There was no self-consciousness with Lucy. She simply oozed confidence. She knew she looked incredible in a pale pink silk dress that almost hit the floor, and her hair twisted up into some kind of fancy knot that I didn’t understand and that seemed to defy gravity. Since our blind date, she had just inserted herself into my life with no expectations. She was there when I wanted to see her and didn’t demand my attention unless she heard from me first. It was a far cry from the needy women I seemed to attract, but it left me slightly unsure of myself. I found myself calling her more often than I really wanted to, as if trying to make up for the fact that she was never the first to send a text message or call me.
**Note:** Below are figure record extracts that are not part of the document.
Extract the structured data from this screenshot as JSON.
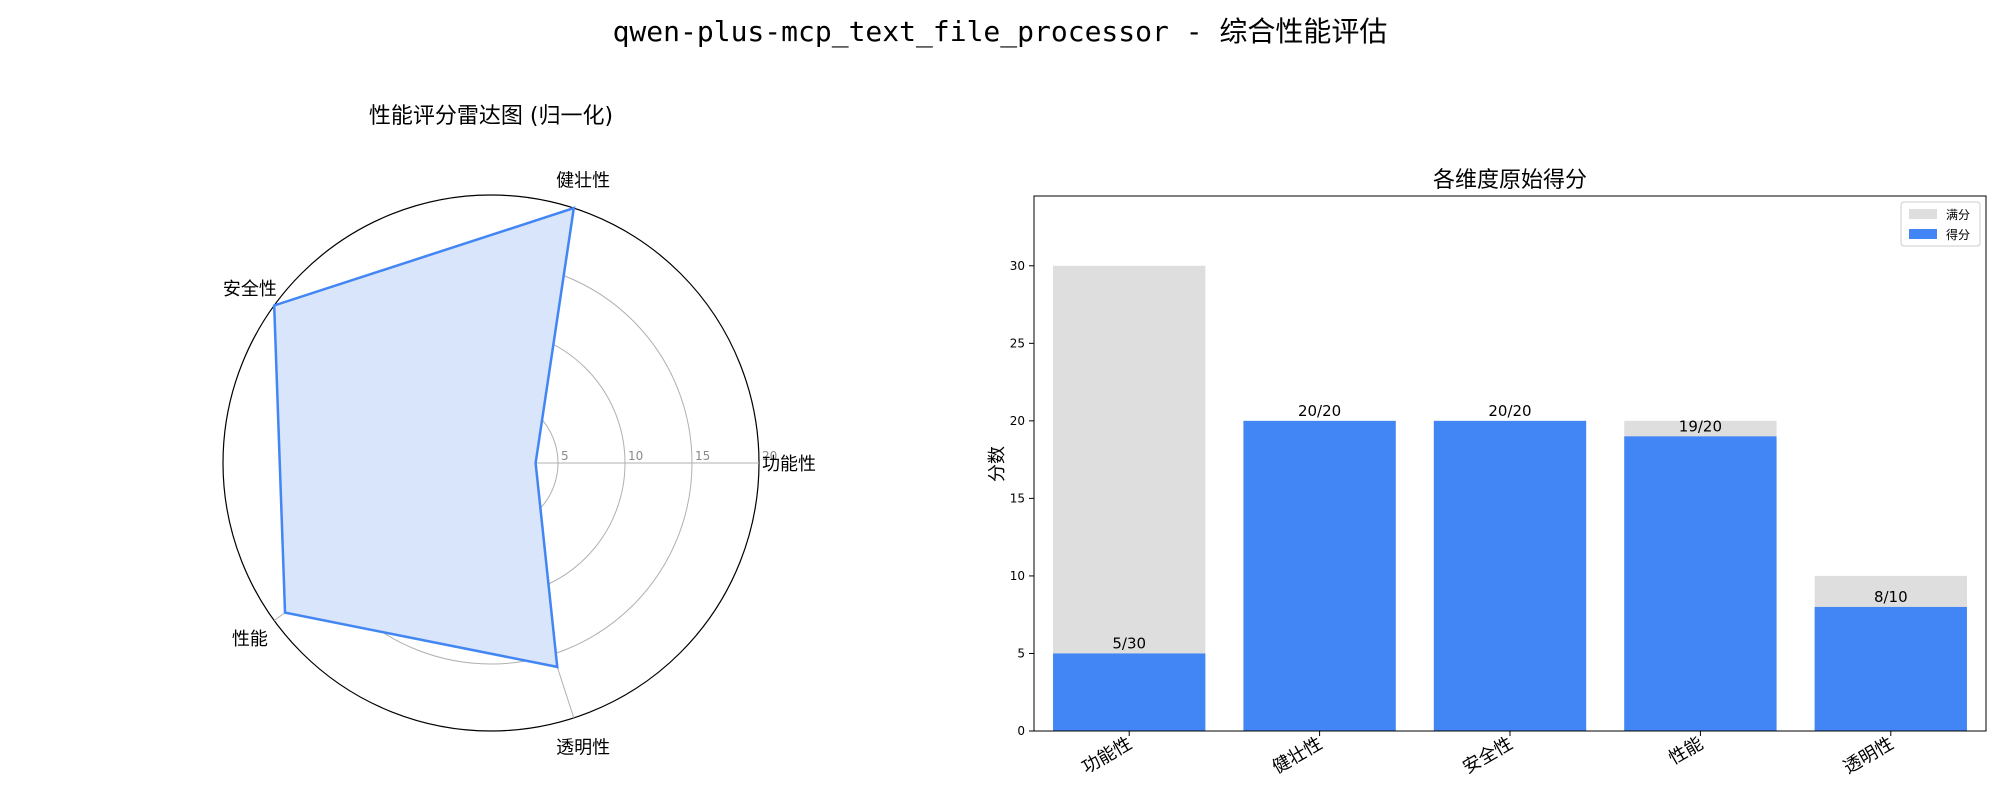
{
  "suptitle": "qwen-plus-mcp_text_file_processor - 综合性能评估",
  "colors": {
    "score": "#4285f4",
    "full": "#dedede",
    "radar_fill": "#d9e5fa",
    "grid": "#b0b0b0"
  },
  "chart_data": [
    {
      "type": "radar",
      "title": "性能评分雷达图 (归一化)",
      "categories": [
        "功能性",
        "健壮性",
        "安全性",
        "性能",
        "透明性"
      ],
      "values": [
        3.33,
        20,
        20,
        19,
        16
      ],
      "rlim": [
        0,
        20
      ],
      "radial_ticks": [
        5,
        10,
        15,
        20
      ],
      "grid": true
    },
    {
      "type": "bar",
      "title": "各维度原始得分",
      "categories": [
        "功能性",
        "健壮性",
        "安全性",
        "性能",
        "透明性"
      ],
      "series": [
        {
          "name": "满分",
          "values": [
            30,
            20,
            20,
            20,
            10
          ]
        },
        {
          "name": "得分",
          "values": [
            5,
            20,
            20,
            19,
            8
          ]
        }
      ],
      "bar_labels": [
        "5/30",
        "20/20",
        "20/20",
        "19/20",
        "8/10"
      ],
      "xlabel": "",
      "ylabel": "分数",
      "ylim": [
        0,
        34.5
      ],
      "yticks": [
        0,
        5,
        10,
        15,
        20,
        25,
        30
      ],
      "legend": "top-right",
      "grid": false
    }
  ]
}
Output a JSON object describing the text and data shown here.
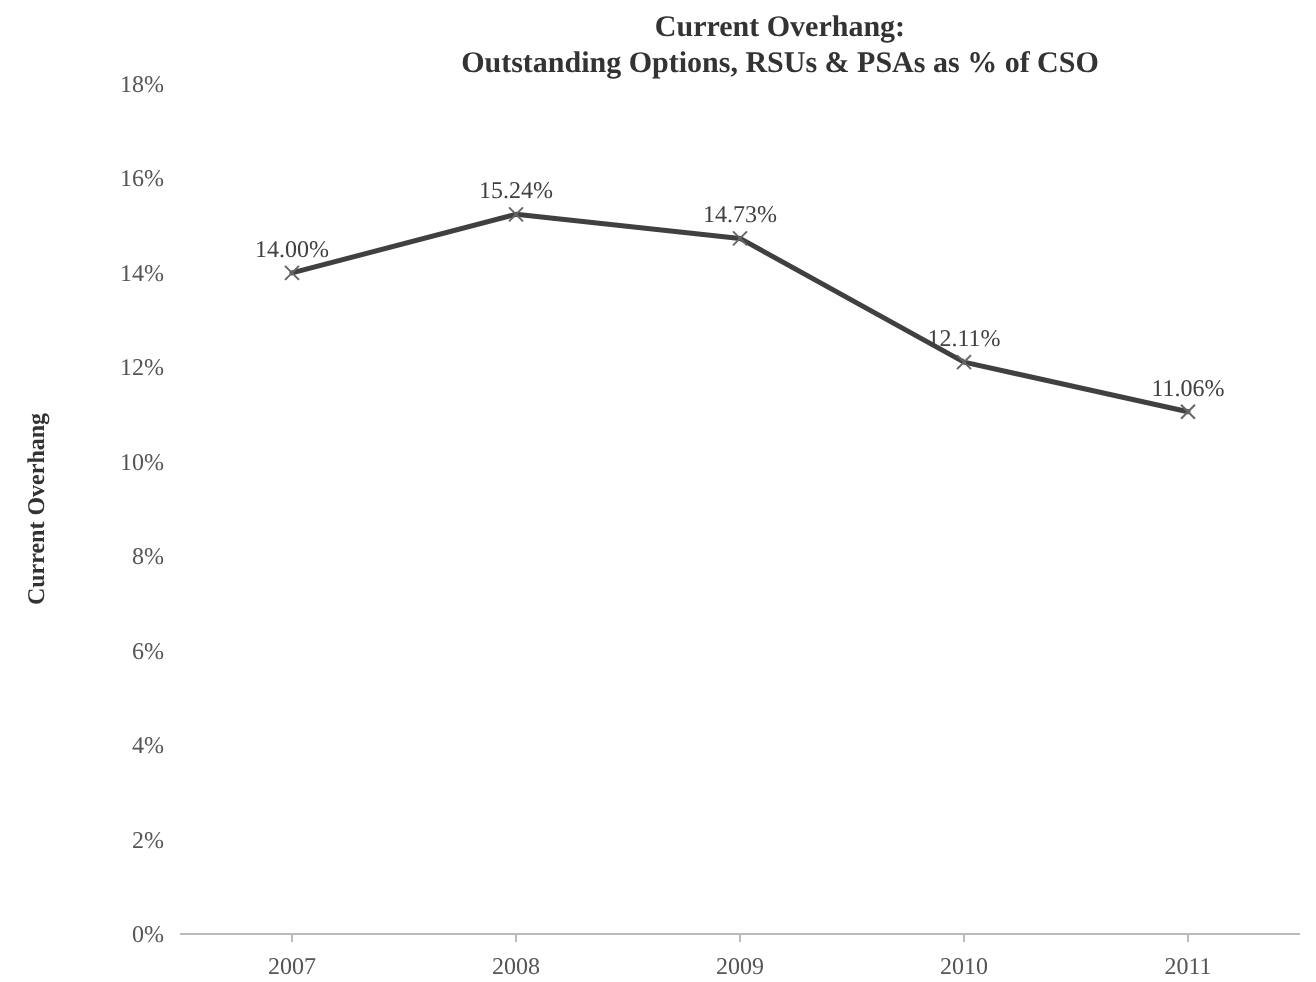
{
  "chart_data": {
    "type": "line",
    "title": "Current Overhang:",
    "subtitle": "Outstanding Options, RSUs & PSAs as % of CSO",
    "ylabel": "Current Overhang",
    "categories": [
      "2007",
      "2008",
      "2009",
      "2010",
      "2011"
    ],
    "series": [
      {
        "color": "#404040",
        "values": [
          14.0,
          15.24,
          14.73,
          12.11,
          11.06
        ],
        "value_labels": [
          "14.00%",
          "15.24%",
          "14.73%",
          "12.11%",
          "11.06%"
        ]
      }
    ],
    "ylim": [
      0,
      18
    ],
    "yticks": [
      {
        "value": 0,
        "label": "0%"
      },
      {
        "value": 2,
        "label": "2%"
      },
      {
        "value": 4,
        "label": "4%"
      },
      {
        "value": 6,
        "label": "6%"
      },
      {
        "value": 8,
        "label": "8%"
      },
      {
        "value": 10,
        "label": "10%"
      },
      {
        "value": 12,
        "label": "12%"
      },
      {
        "value": 14,
        "label": "14%"
      },
      {
        "value": 16,
        "label": "16%"
      },
      {
        "value": 18,
        "label": "18%"
      }
    ],
    "grid": false,
    "marker": "cross",
    "line_style": "solid"
  }
}
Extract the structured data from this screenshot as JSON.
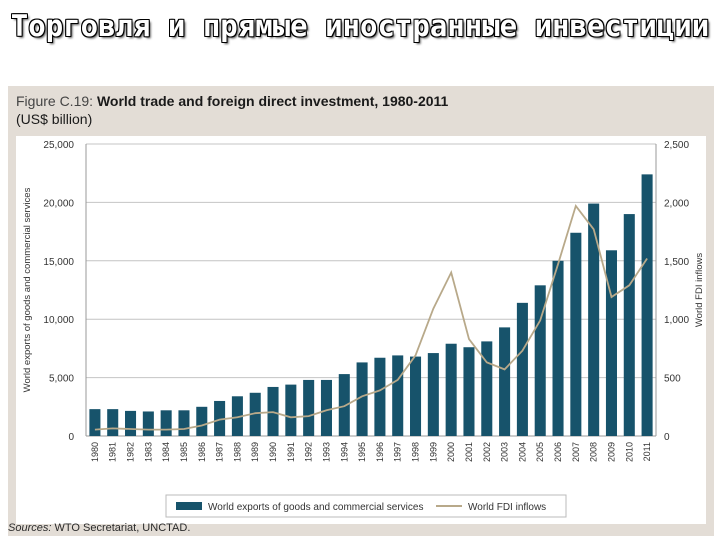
{
  "slide": {
    "title": "Торговля и прямые иностранные инвестиции"
  },
  "figure": {
    "label": "Figure C.19:",
    "title": "World trade and foreign direct investment, 1980-2011",
    "units": "(US$ billion)",
    "source_label": "Sources:",
    "source_text": "WTO Secretariat, UNCTAD."
  },
  "colors": {
    "bar": "#17536b",
    "line": "#b8a98a",
    "grid": "#c4c4c4",
    "panel": "#e3ddd6"
  },
  "chart_data": {
    "type": "bar",
    "categories": [
      "1980",
      "1981",
      "1982",
      "1983",
      "1984",
      "1985",
      "1986",
      "1987",
      "1988",
      "1989",
      "1990",
      "1991",
      "1992",
      "1993",
      "1994",
      "1995",
      "1996",
      "1997",
      "1998",
      "1999",
      "2000",
      "2001",
      "2002",
      "2003",
      "2004",
      "2005",
      "2006",
      "2007",
      "2008",
      "2009",
      "2010",
      "2011"
    ],
    "series": [
      {
        "name": "World exports of goods and commercial services",
        "type": "bar",
        "axis": "left",
        "values": [
          2300,
          2300,
          2150,
          2100,
          2200,
          2200,
          2500,
          3000,
          3400,
          3700,
          4200,
          4400,
          4800,
          4800,
          5300,
          6300,
          6700,
          6900,
          6800,
          7100,
          7900,
          7600,
          8100,
          9300,
          11400,
          12900,
          15000,
          17400,
          19900,
          15900,
          19000,
          22400
        ]
      },
      {
        "name": "World FDI inflows",
        "type": "line",
        "axis": "right",
        "values": [
          55,
          65,
          60,
          55,
          55,
          60,
          90,
          140,
          160,
          195,
          205,
          160,
          170,
          220,
          255,
          340,
          390,
          480,
          690,
          1090,
          1400,
          830,
          630,
          570,
          730,
          990,
          1470,
          1970,
          1770,
          1190,
          1290,
          1520
        ]
      }
    ],
    "ylabel": "World exports of goods and commercial services",
    "y2label": "World FDI inflows",
    "ylim": [
      0,
      25000
    ],
    "y2lim": [
      0,
      2500
    ],
    "yticks": [
      "0",
      "5,000",
      "10,000",
      "15,000",
      "20,000",
      "25,000"
    ],
    "y2ticks": [
      "0",
      "500",
      "1,000",
      "1,500",
      "2,000",
      "2,500"
    ],
    "grid": true,
    "legend_position": "bottom"
  }
}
It was almost too good to be true. Here she was, this incredible-looking creature, and all I had to do was snap my fingers and she would be where I wanted her. If I had to work the next day, she was gone before breakfast. If I had to work late, there wasn’t a word of complaint from her. I got the impression I could suggest anything – ask for anything – and she would supply it. The sex had been a welcome distraction, and just watching her walk through the crowd, wine glass in hand, made me want to take her home right then. She made all the right noises, but I had the sneaking suspicion that she wasn’t enjoying being together like I was. It was everything that I thought I wanted, and yet I couldn’t quite relax, because I couldn’t quite understand what she was getting out of the relationship. It occurred to me that was what it was turning into. A relationship. But I felt little pleasure in her company. She was a substitute for someone else, although who I had no idea. I couldn’t quite decide what to make of that. Maybe it would legitimize me somehow, make me look more normal, more steady. She made her way back to me, smiling her model’s smile. She was perfect.

What on earth was my problem? Could I not just enjoy something good and stop second-guessing everything? I resolved to make the most of the night while the drink was flowing and I had Lucy to look forward to later. Maybe I would even make things right with Sean.

I looked over to where he was chatting with one of our major stakeholders, Peter Nolan, a friend of our father, who had invested a lot of money into the company and tied his own software company to ours. He had a lot riding on our success, and as I watched Sean laugh at his jokes, which I knew from experience would definitely not be funny, I couldn’t help but admire the control Sean had over the situation. He always knew what to say to these people. I made my way over and shook Peter’s hand.